Dia ini teman dekatku sejak sd, nadia namanya. Dia sering menginap di rumahku. Begitupun hari ini. Aku sudah tahu kalau dia akan menginap, dia membawa tas ransel yang penuh dan membawa kantong plastik berisi banyak camilan.

Dia ber-oh tanpa suara lalu masuk tanpa kupersilahkan. Dia duduk di sofa ruang tengah, melepas tas di punggungnya lalu melemparkannya di lantai, menaruh kantong plastik itu di meja. Dia meregangkan punggungnya di sofa empuk kesukaannya itu. Dia ini memang sudah menganggapnya seperti rumah sendiri.

Aku juga menyandarkan tubuhku ke sofa empuk itu.
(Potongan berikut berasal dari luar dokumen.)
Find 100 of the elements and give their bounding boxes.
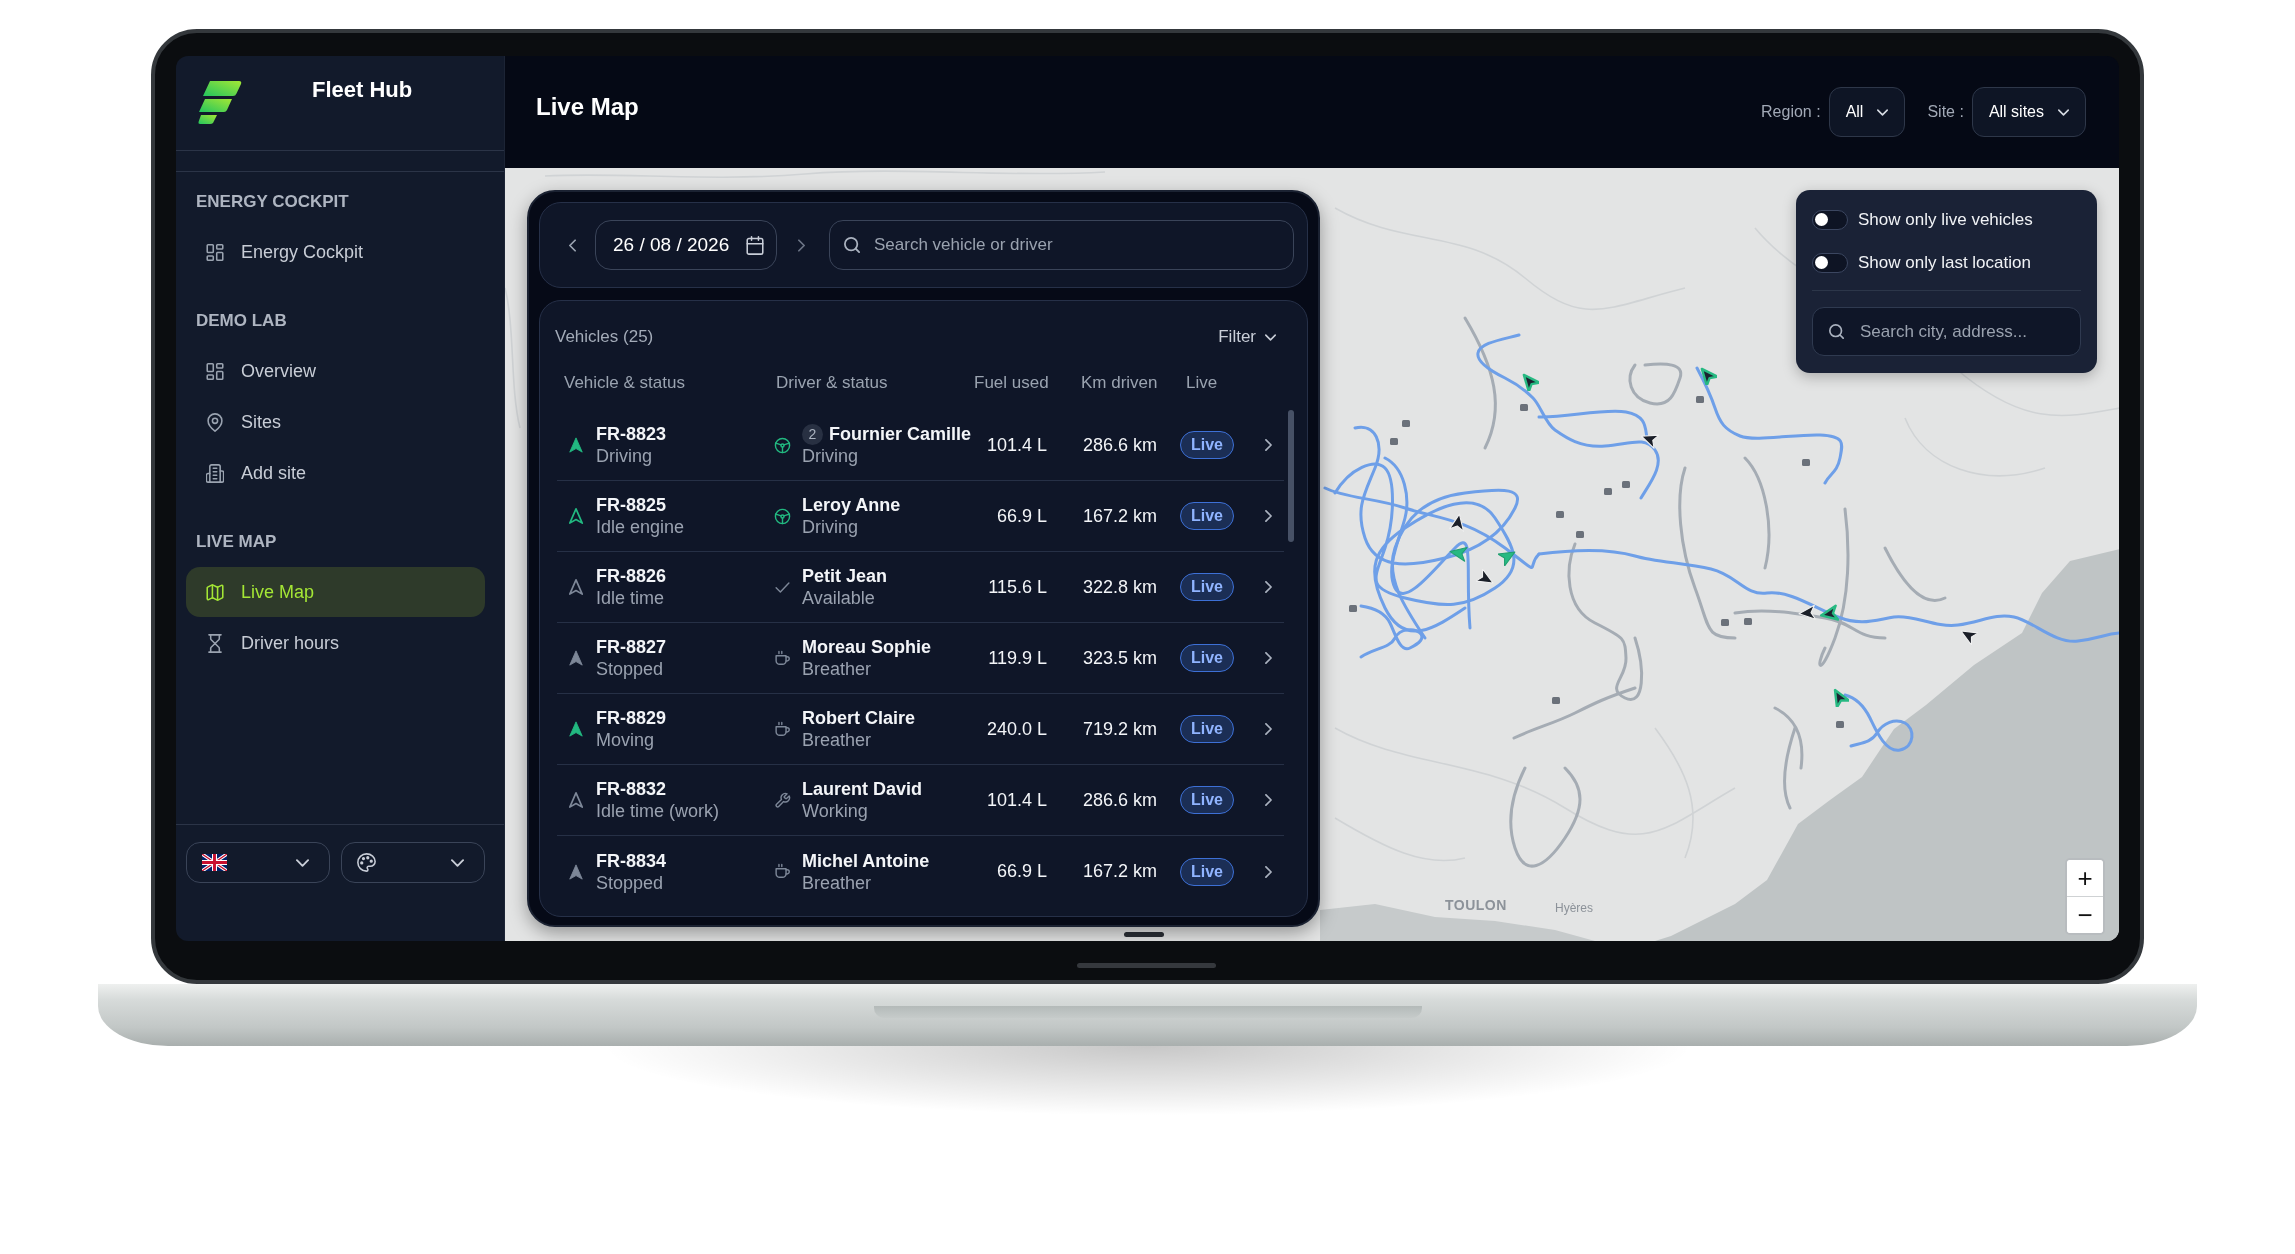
navigation-arrow-icon [568, 578, 584, 596]
fuel-used: 66.9 L [996, 505, 1047, 527]
driver-name: Fournier Camille [829, 423, 972, 445]
driver-name: Michel Antoine [802, 849, 930, 872]
cup-icon [774, 720, 791, 738]
vehicle-row[interactable]: FR-8826 Idle time Petit Jean Available 115.6 L 322.8 km Live [557, 552, 1284, 623]
live-badge[interactable]: Live [1180, 715, 1234, 743]
drag-handle[interactable] [1124, 932, 1164, 937]
wrench-icon [774, 791, 791, 809]
toggle-switch[interactable] [1812, 252, 1848, 273]
place-marker-icon [1622, 481, 1630, 488]
map-label: TOULON [1445, 898, 1507, 912]
place-marker-icon [1696, 396, 1704, 403]
brand-name: Fleet Hub [312, 76, 413, 104]
map-pin-icon [206, 412, 224, 432]
caret-icon [451, 858, 464, 867]
sidebar-item[interactable]: Overview [186, 346, 485, 396]
fuel-used: 240.0 L [986, 718, 1047, 740]
search-field[interactable]: Search vehicle or driver [829, 220, 1294, 270]
toggle-label: Show only last location [1858, 252, 2031, 273]
steering-wheel-icon [774, 507, 791, 525]
cup-icon [774, 649, 791, 667]
vehicle-row[interactable]: FR-8827 Stopped Moreau Sophie Breather 119.9 L 323.5 km Live [557, 623, 1284, 694]
live-badge[interactable]: Live [1180, 431, 1234, 459]
flag-icon [202, 854, 227, 871]
dashboard-grid-icon [206, 361, 224, 381]
driver-name: Robert Claire [802, 707, 916, 729]
place-marker-icon [1390, 438, 1398, 445]
sidebar-item[interactable]: Sites [186, 397, 485, 447]
map-icon [206, 582, 224, 602]
search-field[interactable]: Search city, address... [1812, 307, 2081, 356]
sidebar-item[interactable]: Driver hours [186, 618, 485, 668]
live-badge[interactable]: Live [1180, 502, 1234, 530]
vehicle-status: Stopped [596, 871, 664, 894]
column-header: Km driven [1081, 373, 1158, 393]
driver-name: Petit Jean [802, 565, 888, 587]
filter-select[interactable]: All [1828, 87, 1906, 137]
live-badge[interactable]: Live [1180, 857, 1234, 886]
steering-wheel-icon [774, 436, 791, 454]
vehicle-marker-icon[interactable] [1819, 604, 1839, 624]
search-icon [844, 237, 860, 253]
page-title: Live Map [536, 93, 639, 121]
chevron-right-icon [1265, 723, 1272, 735]
vehicle-row[interactable]: FR-8829 Moving Robert Claire Breather 240.0 L 719.2 km Live [557, 694, 1284, 765]
vehicle-marker-icon[interactable] [1797, 603, 1817, 623]
hourglass-icon [206, 633, 224, 653]
vehicle-status: Idle time (work) [596, 800, 720, 822]
vehicle-row[interactable]: FR-8825 Idle engine Leroy Anne Driving 66.9 L 167.2 km Live [557, 481, 1284, 552]
place-marker-icon [1556, 511, 1564, 518]
vehicle-id: FR-8827 [596, 636, 667, 658]
chevron-left-icon [568, 238, 576, 252]
caret-icon [2058, 108, 2069, 116]
building-icon [206, 463, 224, 483]
live-badge[interactable]: Live [1180, 786, 1234, 814]
driver-name: Leroy Anne [802, 494, 901, 516]
vehicle-id: FR-8826 [596, 565, 667, 587]
calendar-icon [746, 235, 764, 255]
vehicle-id: FR-8823 [596, 423, 667, 445]
sidebar-item[interactable]: Energy Cockpit [186, 227, 485, 277]
route-line [1843, 693, 1914, 752]
column-header: Driver & status [776, 373, 888, 393]
fuel-used: 66.9 L [996, 861, 1047, 882]
live-badge[interactable]: Live [1180, 644, 1234, 672]
caret-icon [296, 858, 309, 867]
place-marker-icon [1520, 404, 1528, 411]
vehicle-id: FR-8834 [596, 849, 667, 872]
fuel-used: 101.4 L [986, 434, 1047, 456]
vehicle-id: FR-8825 [596, 494, 667, 516]
place-marker-icon [1836, 721, 1844, 728]
km-driven: 167.2 km [1082, 861, 1157, 882]
palette-icon [357, 853, 376, 872]
driver-name: Moreau Sophie [802, 636, 931, 658]
driver-status: Breather [802, 658, 872, 680]
live-badge[interactable]: Live [1180, 573, 1234, 601]
filter-button[interactable]: Filter [1218, 327, 1276, 347]
sidebar-item[interactable]: Live Map [186, 567, 485, 617]
theme-select[interactable] [341, 842, 485, 883]
chevron-right-icon [1265, 581, 1272, 593]
navigation-arrow-icon [568, 720, 584, 738]
driver-name: Laurent David [802, 778, 923, 800]
zoom-in-button[interactable]: + [2067, 860, 2103, 897]
toggle-switch[interactable] [1812, 209, 1848, 230]
place-marker-icon [1802, 459, 1810, 466]
chevron-right-icon [1265, 794, 1272, 806]
sidebar-item[interactable]: Add site [186, 448, 485, 498]
map-label: Hyères [1555, 902, 1593, 914]
vehicle-row[interactable]: FR-8834 Stopped Michel Antoine Breather 66.9 L 167.2 km Live [557, 836, 1284, 907]
driver-status: Breather [802, 871, 872, 894]
km-driven: 323.5 km [1082, 647, 1157, 669]
language-select[interactable] [186, 842, 330, 883]
filter-label: Site : [1927, 103, 1964, 121]
place-marker-icon [1576, 531, 1584, 538]
caret-icon [1877, 108, 1889, 116]
vehicle-row[interactable]: FR-8832 Idle time (work) Laurent David Working 101.4 L 286.6 km Live [557, 765, 1284, 836]
filter-select[interactable]: All sites [1971, 87, 2086, 137]
navigation-arrow-icon [568, 862, 584, 881]
vehicle-id: FR-8832 [596, 778, 667, 800]
scrollbar[interactable] [1288, 410, 1294, 542]
date-field[interactable]: 26 / 08 / 2026 [595, 220, 777, 270]
caret-icon [1265, 333, 1276, 341]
Cukup melegakan bisa melakukannya.

"Kenapa dia?" tanyanya dengan suara pelan.

Aku menyodorkan ponselku, mengisyaratkan kalau dia harus membaca chat ku dengan bunda. Sambil menunggu nadia selesai membaca dan paham, aku mengambil tangan kecil bima, membiarkannya menggantung di sisi-sisi tubuhnya. Tangannya pasti capek karena terlalu lama memegang leherku dengan erat.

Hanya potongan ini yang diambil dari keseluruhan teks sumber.